Building Castles of Data
De Jong explains that there are three aspects to wrangling data from space missions: storage, processing and access. The first task, to store or archive the data, is naturally more challenging for larger volumes of data. The Square Kilometer Array (SKA), a planned array of thousands of telescopes in South Africa and Australia, illustrates this problem. Led by the SKA Organization based in England and scheduled to begin construction in 2016, the array will scan the skies for radio waves coming from the earliest galaxies known.
JPL is involved with archiving the array's torrents of images: 700 terabytes of data are expected to rush in every day. That's equivalent to all the data flowing on the Internet every two days. Rather than build more hardware, engineers are busy developing creative software tools to better store the information, such as "cloud computing" techniques and automated programs for extracting data.
"We don't need to reinvent the wheel," said Chris Mattmann, a principal investigator for JPL's big-data initiative. "We can modify open-source computer codes to create faster, cheaper solutions." Software that is shared and free for all to build upon is called open source or open code. JPL has been increasingly bringing open-source software into its fold, creating improved data processing tools for space missions. The JPL tools then go back out into the world for others to use for different applications.
"It's a win-win solution for everybody," said Mattmann.
In Living Color
Archiving isn't the only challenge in working with big data. De Jong and his team develop new ways to visualize the information. Each image from one of the cameras on NASA's Mars Reconnaissance Orbiter, for example, contains 120 megapixels. His team creates movies from data sets like these, in addition to computer graphics and animations that enable scientists and the public to get up close with the Red Planet.
"Data are not just getting bigger but more complex," said De Jong. "We are constantly working on ways to automate the process of creating visualization products, so that scientists and engineers can easily use the data."
Data Served Up to Go
Another big job in the field of big data is making it easy for users to grab what they need from the data archives.
"If you have a giant bookcase of books, you still have to know how to find the book you're looking for," said Steve Groom, manager of NASA's Infrared Processing and Analysis Center at the California Institute of Technology, Pasadena. The center archives data for public use from a number of NASA astronomy missions, including the Spitzer Space Telescope, the Wide-field Infrared Survey Explorer (WISE) and the U.S. portion of the European Space Agency's Planck mission.

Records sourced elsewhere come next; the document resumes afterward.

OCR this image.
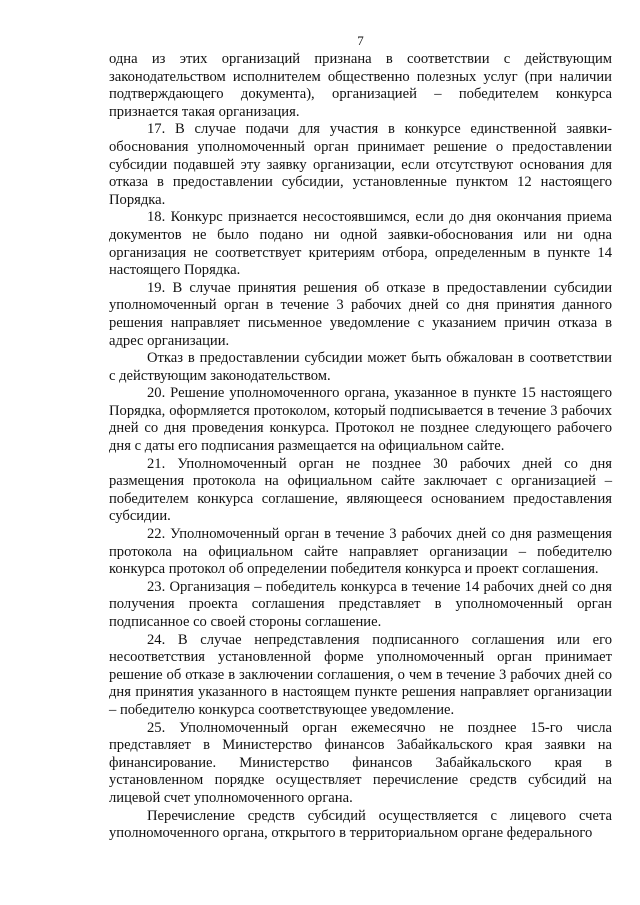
7

одна из этих организаций признана в соответствии с действующим законодательством исполнителем общественно полезных услуг (при наличии подтверждающего документа), организацией – победителем конкурса признается такая организация.

17. В случае подачи для участия в конкурсе единственной заявки-обоснования уполномоченный орган принимает решение о предоставлении субсидии подавшей эту заявку организации, если отсутствуют основания для отказа в предоставлении субсидии, установленные пунктом 12 настоящего Порядка.

18. Конкурс признается несостоявшимся, если до дня окончания приема документов не было подано ни одной заявки-обоснования или ни одна организация не соответствует критериям отбора, определенным в пункте 14 настоящего Порядка.

19. В случае принятия решения об отказе в предоставлении субсидии уполномоченный орган в течение 3 рабочих дней со дня принятия данного решения направляет письменное уведомление с указанием причин отказа в адрес организации.

Отказ в предоставлении субсидии может быть обжалован в соответствии с действующим законодательством.

20. Решение уполномоченного органа, указанное в пункте 15 настоящего Порядка, оформляется протоколом, который подписывается в течение 3 рабочих дней со дня проведения конкурса. Протокол не позднее следующего рабочего дня с даты его подписания размещается на официальном сайте.

21. Уполномоченный орган не позднее 30 рабочих дней со дня размещения протокола на официальном сайте заключает с организацией – победителем конкурса соглашение, являющееся основанием предоставления субсидии.

22. Уполномоченный орган в течение 3 рабочих дней со дня размещения протокола на официальном сайте направляет организации – победителю конкурса протокол об определении победителя конкурса и проект соглашения.

23. Организация – победитель конкурса в течение 14 рабочих дней со дня получения проекта соглашения представляет в уполномоченный орган подписанное со своей стороны соглашение.

24. В случае непредставления подписанного соглашения или его несоответствия установленной форме уполномоченный орган принимает решение об отказе в заключении соглашения, о чем в течение 3 рабочих дней со дня принятия указанного в настоящем пункте решения направляет организации – победителю конкурса соответствующее уведомление.

25. Уполномоченный орган ежемесячно не позднее 15-го числа представляет в Министерство финансов Забайкальского края заявки на финансирование. Министерство финансов Забайкальского края в установленном порядке осуществляет перечисление средств субсидий на лицевой счет уполномоченного органа.

Перечисление средств субсидий осуществляется с лицевого счета уполномоченного органа, открытого в территориальном органе федерального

Sometimes users want to access all the data at once to look for global patterns, a benefit of big data archives. "Astronomers can also browse all the 'books' in our library simultaneously, something that can't be done on their own computers," said Groom.
"No human can sort through that much data," said Andrea Donnellan of JPL, who is charged with a similarly mountainous task for the NASA-funded QuakeSim project, which brings together massive data sets -- space- and Earth-based -- to study earthquake processes.
QuakeSim's images and plots allow researchers to understand how earthquakes occur and develop long-term preventative strategies. The data sets include GPS data for hundreds of locations in California, where thousands of measurements are taken, resulting in millions of data points. Donnellan and her team develop software tools to help users sift through the flood of data.
Ultimately, the tide of big data will continue to swell, and NASA will develop new strategies to manage the flow. As new tools evolve, so will our ability to make sense of our universe and the world.